Some interesting conversations on here - thanks to all the contributors.
What's interesting is ( and this goes for salmon as well ), you could have too much spawn in an area. Which ends up in a lower hatch count. It's all about balance. I'm sure AA could report on that science. People think that there should be herring spawn on every beach and there should be herring everywhere, well that's not what the ocean will allow. Ocean conditions will support what they can support.
Always happy to share what little I know.
Hatch-out rates for herring spawn are exceedingly variable:
publications.gc.ca
That is why there is so much noise in any stock recruitment curves looking at herring larvae verses spawning stock estimates and hence the difficulty in coming up with a lower benchmark for # of spawners needed for herring. One of the key stressors for herring egg survival is oxygen.
As the outmost layers of herring eggs are added - less oxygen is available to the innermost and earlier layers. Eventually (something like 10+ layers) the innermost layers die and cause the whole dead inner & living outer egg mass to fall off the vegetation - as the outer layers are held onto the substrate by attachment to the inner layers that are attached to the vegetation. I am assuming that pretty much all the eggs then perish.
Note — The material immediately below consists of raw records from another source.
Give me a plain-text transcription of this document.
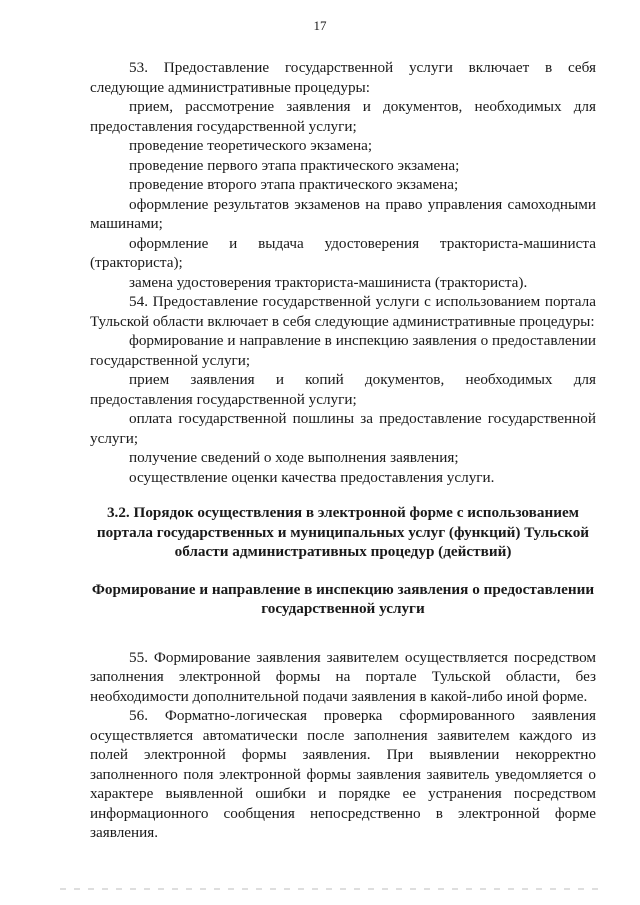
17

53. Предоставление государственной услуги включает в себя следующие административные процедуры:

прием, рассмотрение заявления и документов, необходимых для предоставления государственной услуги;

проведение теоретического экзамена;

проведение первого этапа практического экзамена;

проведение второго этапа практического экзамена;

оформление результатов экзаменов на право управления самоходными машинами;

оформление и выдача удостоверения тракториста-машиниста (тракториста);

замена удостоверения тракториста-машиниста (тракториста).

54. Предоставление государственной услуги с использованием портала Тульской области включает в себя следующие административные процедуры:

формирование и направление в инспекцию заявления о предоставлении государственной услуги;

прием заявления и копий документов, необходимых для предоставления государственной услуги;

оплата государственной пошлины за предоставление государственной услуги;

получение сведений о ходе выполнения заявления;

осуществление оценки качества предоставления услуги.

3.2. Порядок осуществления в электронной форме с использованием портала государственных и муниципальных услуг (функций) Тульской области административных процедур (действий)

Формирование и направление в инспекцию заявления о предоставлении государственной услуги

55. Формирование заявления заявителем осуществляется посредством заполнения электронной формы на портале Тульской области, без необходимости дополнительной подачи заявления в какой-либо иной форме.

56. Форматно-логическая проверка сформированного заявления осуществляется автоматически после заполнения заявителем каждого из полей электронной формы заявления. При выявлении некорректно заполненного поля электронной формы заявления заявитель уведомляется о характере выявленной ошибки и порядке ее устранения посредством информационного сообщения непосредственно в электронной форме заявления.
The Spawn-on-Kelp (AKA Roe-on-kelp) processors/buyers are WELL AWARE of this fact and there are manuals available to the SoK fishers/harvesters as to when to stop the spawn in their pens and release the captured herring after enuff layers have accumulated in order to have as best quality of a product as possible. Gaps and dead eggs reduce the quality of the product and hence the profit margin.
For those unfamiliar with this SoK fishery - ponds are prepped like now and kelp is added to the ponds - and the available nearby herring are periodically sampled for roe content. Once they are close to being ready to spawn - a catcher seine boat is chartered and drops a few tons of herring in the ponds. The kelp/eggs are monitored closely, and after the correct numbers of layers are added - the nets are dropped and the herring are scooted out of the pond and the kelp with spawn is harvested and brined and brought back to the processors.
The other variable that affects what spawn happens are the density-dependent mechanisms.
Herring are very similar to Eulachons in at least 2 important ways:
1/ They smell out where spawning is and come in and participate,
2/ their eggs are double-enveloped and upon fertilization - the outer layer breaks (like popping a balloon) and that contracted "balloon" outer layer is what allows herring eggs to attach to the substrate.
If there isn't a "critical mass" of spawning herring that can be detected - almost nobody comes into that specific cove to spawn. Conversely, in large biomass years - "outside" herring are pushed into more inshore areas/coves. So, comparing between years can be difficult - and we are only in the early art of developing an understanding of these density-dependent mechanisms.
All of these factors play into what numbers of herring spawners end up where/when.
In addition, it seems that high predation and increases of predators is now forcing herring to spawn deeper in an attempt to avoid predators than in previous years.